Blanche’s mother was kept in her room the next day with a headache, so Blanche’s time was divided between taking care of her invalid and lending a hand to Mrs. Lane till she could get another cook. Mrs. Lane had never expected Mary to help her; knowing how hard her own life had been, she was trying to fit her for a teacher, but as she watched Blanche flying about the house, setting the table, rolling out her cheese straws, running up and down to her mother’s room with a patch of flour on her curly hair, and singing gayly about her work, her tired eyes followed the young girl wistfully. It would be worth a great deal, she admitted, to have a daughter like that, even if she had not a word of Latin in her head. But, of course, the higher education could not be interfered with by the old-fashioned way of bringing up a daughter, and Mary took to books.

“I am going to college this fall if I pass the entrance examinations,” Mary announced at the lunch table, with just a touch of superiority in her tone. She could not have explained just why she felt so resentful toward the city girl.

“Are you going East, or will you stay out here on the coast?” Blanche asked, as if it were the most every-day thing to go to college.

“I have not decided yet, for I shall be the only girl anywhere around here who has gone to college,” she answered, nibbling one of Blanche’s cheese straws with an evident relish.

“Have another,” Blanche interrupted, passing her the plate with a hand that showed two burns and a slight scald. “We used to serve them with tamales when our friends came down from town to the trial foot-ball games.”

“Why, I thought you lived in San Francisco?” Mary said, looking up in surprise.

“I do,” Blanche answered, “but I’ve been down at Stanford the last four years, and have just finished this last semester.”

Mary’s eyes almost popped out of her head. “Why,” she began, incredulously, “I thought you—you—” She did not like to say she had thought that the sunny-faced girl before her had no appreciation of education because she liked to do useful, domestic things, too.

“You thought I could do nothing but cook?” Blanche finished, laughingly.

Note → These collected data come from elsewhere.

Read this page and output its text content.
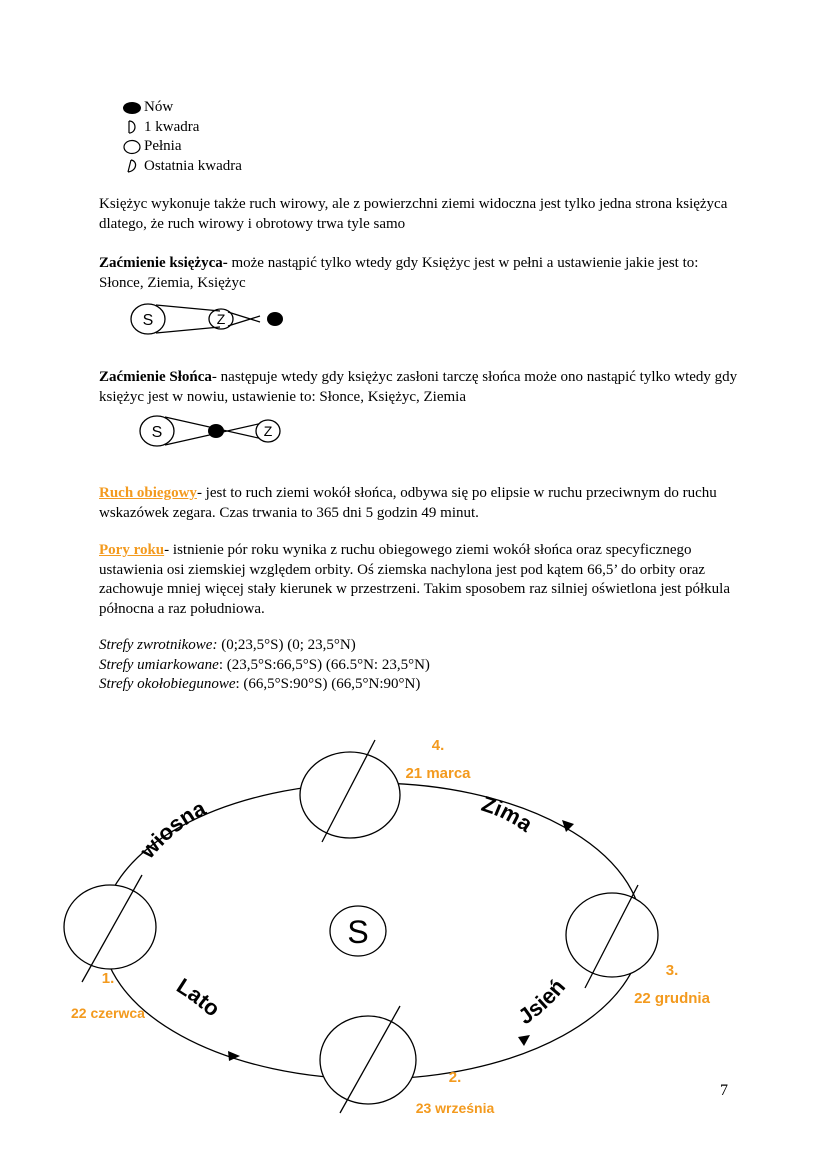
Nów
1 kwadra
Pełnia
Ostatnia kwadra
Księżyc wykonuje także ruch wirowy, ale z powierzchni ziemi widoczna jest tylko jedna strona księżyca dlatego, że ruch wirowy i obrotowy trwa tyle samo
Zaćmienie księżyca- może nastąpić tylko wtedy gdy Księżyc jest w pełni a ustawienie jakie jest to: Słonce, Ziemia, Księżyc
S	Z
Zaćmienie Słońca- następuje wtedy gdy księżyc zasłoni tarczę słońca może ono nastąpić tylko wtedy gdy księżyc jest w nowiu, ustawienie to: Słonce, Księżyc, Ziemia
S	Z
Ruch obiegowy- jest to ruch ziemi wokół słońca, odbywa się po elipsie w ruchu przeciwnym do ruchu wskazówek zegara. Czas trwania to 365 dni 5 godzin 49 minut.
Pory roku- istnienie pór roku wynika z ruchu obiegowego ziemi wokół słońca oraz specyficznego ustawienia osi ziemskiej względem orbity. Oś ziemska nachylona jest pod kątem 66,5’ do orbity oraz zachowuje mniej więcej stały kierunek w przestrzeni. Takim sposobem raz silniej oświetlona jest półkula północna a raz południowa.
Strefy zwrotnikowe: (0;23,5°S) (0; 23,5°N)
Strefy umiarkowane: (23,5°S:66,5°S) (66.5°N: 23,5°N)
Strefy okołobiegunowe: (66,5°S:90°S) (66,5°N:90°N)
S
wiosna
Lato	Jsień
Zima
1.
22 czerwca
2.
23 września
3.
22 grudnia
4.
21 marca
7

But Mary did not answer. Blanche Hallsey was certainly not much older than she, and yet, with all her college education, she had been in the kitchen all that hot morning, kneading bread and scouring silver for Mrs. Lane.

“If you decide to go to Stanford, I can write to some of the girls to look out for you,” Blanche went on, for she had not noticed Mary’s attitude of superiority the last few days.

“Oh, would you, please?” Mary Lane pleaded, in a tone that would have greatly surprised her mother had she heard it, for not even she guessed how the fear of going among strangers for the first time in her life had been haunting her diffident little girl.

It was several days, however, before Mary, with her forehead puckered into knots over the “ablative absolute,” could bring herself to knock at Miss Hallsey’s door, and ask for a little assistance.

But that was the beginning of the end of Mary Lane’s priggishness, and the first step toward a higher education in the true sense of the word. She passed her entrance examinations with honors, due, perhaps, to the patient coaching she received during the rest of the summer from Blanche Hallsey. She learned, too, besides irregular verbs, a great many other things fully as useful, topping off with what the college girl called “a classical course in cookery.”